The Mathematics of ECE

Linear Algebra - Special Matrices, SVD, Least Squares

Wednesday, September 7, 2022

Logistics

  • Housekeeping
  • Today’s class: Linear Algebra
    • Key concepts: special/structured matrices, SVD, least squares
    • Key results:
      • structured matrices often have desirable properties
      • the SVD is a powerful tool for analysis of matrices
      • the ubiquitous least squares problem has an intimate relationship to the SVD.
  • Next workshop: Friday September 09, 2022

Special/Structured Matrices

  • A square matrix \(Q\) is called orthogonal if its columns are an orthonormal set, i.e. \(Q^T Q = I\).
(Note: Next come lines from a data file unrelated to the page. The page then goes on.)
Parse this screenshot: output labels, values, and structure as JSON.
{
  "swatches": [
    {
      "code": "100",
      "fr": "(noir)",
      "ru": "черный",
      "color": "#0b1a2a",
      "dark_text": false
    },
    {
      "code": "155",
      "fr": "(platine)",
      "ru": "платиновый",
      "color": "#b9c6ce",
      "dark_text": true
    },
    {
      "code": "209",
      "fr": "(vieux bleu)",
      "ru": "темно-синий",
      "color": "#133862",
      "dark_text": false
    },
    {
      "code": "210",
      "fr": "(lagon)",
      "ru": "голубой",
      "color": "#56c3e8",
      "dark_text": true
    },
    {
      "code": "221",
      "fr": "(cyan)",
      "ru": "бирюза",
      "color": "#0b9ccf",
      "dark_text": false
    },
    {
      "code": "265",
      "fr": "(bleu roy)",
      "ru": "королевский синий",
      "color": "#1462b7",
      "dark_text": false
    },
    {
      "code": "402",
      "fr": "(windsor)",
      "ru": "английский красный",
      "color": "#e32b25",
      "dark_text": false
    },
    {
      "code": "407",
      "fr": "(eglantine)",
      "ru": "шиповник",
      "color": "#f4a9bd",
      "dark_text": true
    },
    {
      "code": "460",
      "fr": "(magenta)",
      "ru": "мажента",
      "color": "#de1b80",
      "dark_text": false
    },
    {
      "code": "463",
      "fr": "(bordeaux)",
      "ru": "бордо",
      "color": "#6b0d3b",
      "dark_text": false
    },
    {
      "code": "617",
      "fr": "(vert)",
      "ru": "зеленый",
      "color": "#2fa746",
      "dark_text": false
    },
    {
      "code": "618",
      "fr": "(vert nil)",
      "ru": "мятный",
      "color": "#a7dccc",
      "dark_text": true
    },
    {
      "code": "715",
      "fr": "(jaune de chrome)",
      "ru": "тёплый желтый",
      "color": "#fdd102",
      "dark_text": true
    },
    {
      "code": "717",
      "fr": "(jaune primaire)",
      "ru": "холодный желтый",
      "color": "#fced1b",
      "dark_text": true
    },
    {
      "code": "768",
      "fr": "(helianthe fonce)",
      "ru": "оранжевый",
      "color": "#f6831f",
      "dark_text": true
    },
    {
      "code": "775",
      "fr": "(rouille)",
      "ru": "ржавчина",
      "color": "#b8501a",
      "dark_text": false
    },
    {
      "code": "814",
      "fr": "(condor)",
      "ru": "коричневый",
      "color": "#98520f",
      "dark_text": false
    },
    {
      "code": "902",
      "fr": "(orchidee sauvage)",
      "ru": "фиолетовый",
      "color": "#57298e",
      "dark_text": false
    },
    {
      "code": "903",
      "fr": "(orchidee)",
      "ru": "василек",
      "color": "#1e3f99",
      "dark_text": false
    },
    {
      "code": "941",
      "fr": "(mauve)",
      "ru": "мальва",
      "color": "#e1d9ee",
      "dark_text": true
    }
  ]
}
  • Drill: Prove that every orthogonal matrix also has orthogonal rows.
    • Hint: what is one way to interpret the statement \(Q^T Q = I\)?
  • Drill: Prove that every orthogonal matrix has determinant \(\pm 1\).
    • Hint: Recall two properties of the determinant are \(\text{det}(A B) = \text{det}(A) \text{det}(B)\) and \(\text{det}(A^T) = \text{det}(A)\).
  • A square matrix \(S\) is called symmetric if it is equal to its transpose, i.e. \(S^T = S\).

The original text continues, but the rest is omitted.